Le taux d’abstention aux dernières élections régionales a atteint un record historique. Quel constat peut-on faire aujourd’hui de la démocratie et du débat politique en France?

Tous les observateurs ont regretté l’engagement citoyen abyssalement faible, avec 66,52% de taux d’abstention au premier tour et 65,7% au second. Il y a différents facteurs explicatifs, à la fois conjoncturels et structurels. Dans le livre que nous avons co-écrit avec Gilles Proriol, nous nous concentrons essentiellement sur les causes structurelles de cette rupture de confiance entre les citoyens et leurs représentants. Je n’en citerai que trois :

La première, la plus fondamentale, est liée au sentiment que le peuple est consulté, mais qu’il n’est pas entendu. L’absence de décisions politiques fortes à l’issue du Grand Débat National en 2019 a laissé des traces.

La seconde source de défiance aura été le passage à vide de l’expression citoyenne durant la crise sanitaire avec un régime d’exception ayant favorisé l’autorité du gouvernement et la mise en place d’une « épistocratie », c’est-à-dire une gouvernance et une prise de décision par les savants (médecins et épidémiologistes). Cette absence de consultation pendant la gestion de la crise sanitaire n’a fait que renforcer la dissociation entre le pouvoir politique et l’expression des citoyens, notamment dans des situations sensibles qui touchent à la vie privée et aux libertés fondamentales, comme l’interdiction de rendre visite à ses proches en EPHAD ou l’impossibilité d’honorer ses propres défunts.
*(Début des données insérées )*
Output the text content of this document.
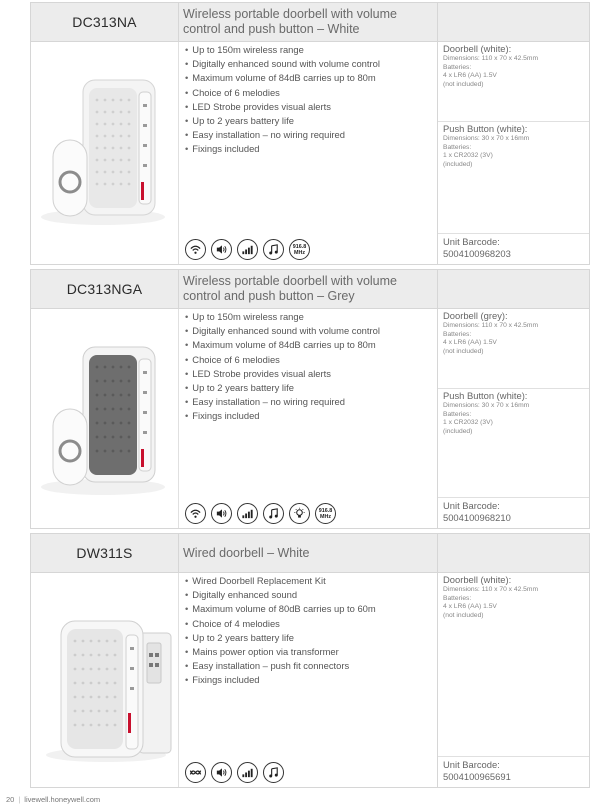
DC313NA	Wireless portable doorbell with volume control and push button – White
• Up to 150m wireless range
• Digitally enhanced sound with volume control
• Maximum volume of 84dB carries up to 80m
• Choice of 6 melodies
• LED Strobe provides visual alerts
• Up to 2 years battery life
• Easy installation – no wiring required
• Fixings included
916.8
MHz
Doorbell (white):
Dimensions: 110 x 70 x 42.5mm
Batteries:
4 x LR6 (AA) 1.5V
(not included)
Push Button (white):
Dimensions: 30 x 70 x 16mm
Batteries:
1 x CR2032 (3V)
(included)
Unit Barcode:
5004100968203
DC313NGA	Wireless portable doorbell with volume control and push button – Grey
• Up to 150m wireless range
• Digitally enhanced sound with volume control
• Maximum volume of 84dB carries up to 80m
• Choice of 6 melodies
• LED Strobe provides visual alerts
• Up to 2 years battery life
• Easy installation – no wiring required
• Fixings included
916.8
MHz
Doorbell (grey):
Dimensions: 110 x 70 x 42.5mm
Batteries:
4 x LR6 (AA) 1.5V
(not included)
Push Button (white):
Dimensions: 30 x 70 x 16mm
Batteries:
1 x CR2032 (3V)
(included)
Unit Barcode:
5004100968210
DW311S	Wired doorbell – White
• Wired Doorbell Replacement Kit
• Digitally enhanced sound
• Maximum volume of 80dB carries up to 60m
• Choice of 4 melodies
• Up to 2 years battery life
• Mains power option via transformer
• Easy installation – push fit connectors
• Fixings included
Doorbell (white):
Dimensions: 110 x 70 x 42.5mm
Batteries:
4 x LR6 (AA) 1.5V
(not included)
Unit Barcode:
5004100965691
20 | livewell.honeywell.com
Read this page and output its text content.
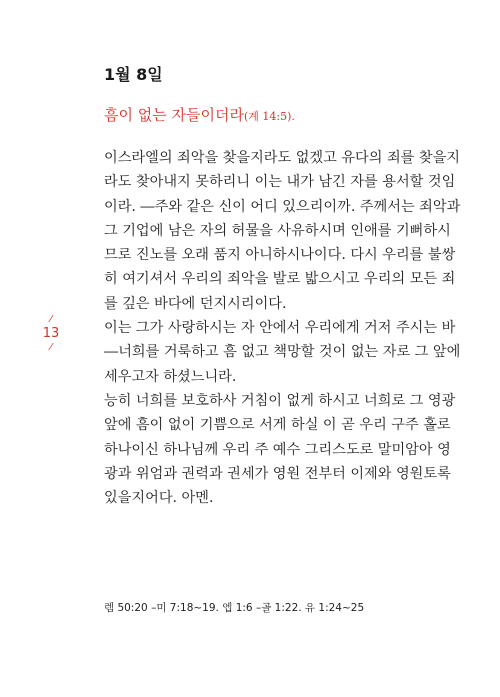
1월 8일
흠이 없는 자들이더라(계 14:5).
⁄
13
⁄
이스라엘의 죄악을 찾을지라도 없겠고 유다의 죄를 찾을지
라도 찾아내지 못하리니 이는 내가 남긴 자를 용서할 것임
이라. ―주와 같은 신이 어디 있으리이까. 주께서는 죄악과
그 기업에 남은 자의 허물을 사유하시며 인애를 기뻐하시
므로 진노를 오래 품지 아니하시나이다. 다시 우리를 불쌍
히 여기셔서 우리의 죄악을 발로 밟으시고 우리의 모든 죄
를 깊은 바다에 던지시리이다.
이는 그가 사랑하시는 자 안에서 우리에게 거저 주시는 바
―너희를 거룩하고 흠 없고 책망할 것이 없는 자로 그 앞에
세우고자 하셨느니라.
능히 너희를 보호하사 거침이 없게 하시고 너희로 그 영광
앞에 흠이 없이 기쁨으로 서게 하실 이 곧 우리 구주 홀로
하나이신 하나님께 우리 주 예수 그리스도로 말미암아 영
광과 위엄과 권력과 권세가 영원 전부터 이제와 영원토록
있을지어다. 아멘.
렘 50:20 –미 7:18~19. 엡 1:6 –골 1:22. 유 1:24~25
Cela a pu donner aux citoyens l’impression d’une extrême violence politique quand le peuple est mutique.

Enfin, la cause la plus profonde du désengagement citoyen est liée à ce que l’on qualifie dans le livre de « crise cognitive ». En effet, dans un contexte de flux d’informations de plus en plus polarisées et conflictuelles, alimentés par des réseaux sociaux qui entretiennent une culture du clash permanent, et par des médias qui ne restituent plus de manière cohérente et exhaustive toute la complexité de notre monde, le coût d’acquisition d’une information raisonnée est devenu prohibitif pour le citoyen. Toutes ces carences additionnées créent une impossibilité cognitive : il est de plus en plus difficile pour tout un chacun de s’informer, de se faire un point de vue sur un problème social ou sociétal, avec ses multiples tenants et aboutissants, et finalement d’exercer un « raisonnement démocratique ».

 

« Il est de plus en plus difficile pour le citoyen de s’informer et d’exercer un raisonnement démocratique, noyé dans un flux d’informations de plus en plus polarisées et conflictuelles. »

 

 

Quels sont les conditions à mettre en place pour une démocratie plus participative et inclusive ?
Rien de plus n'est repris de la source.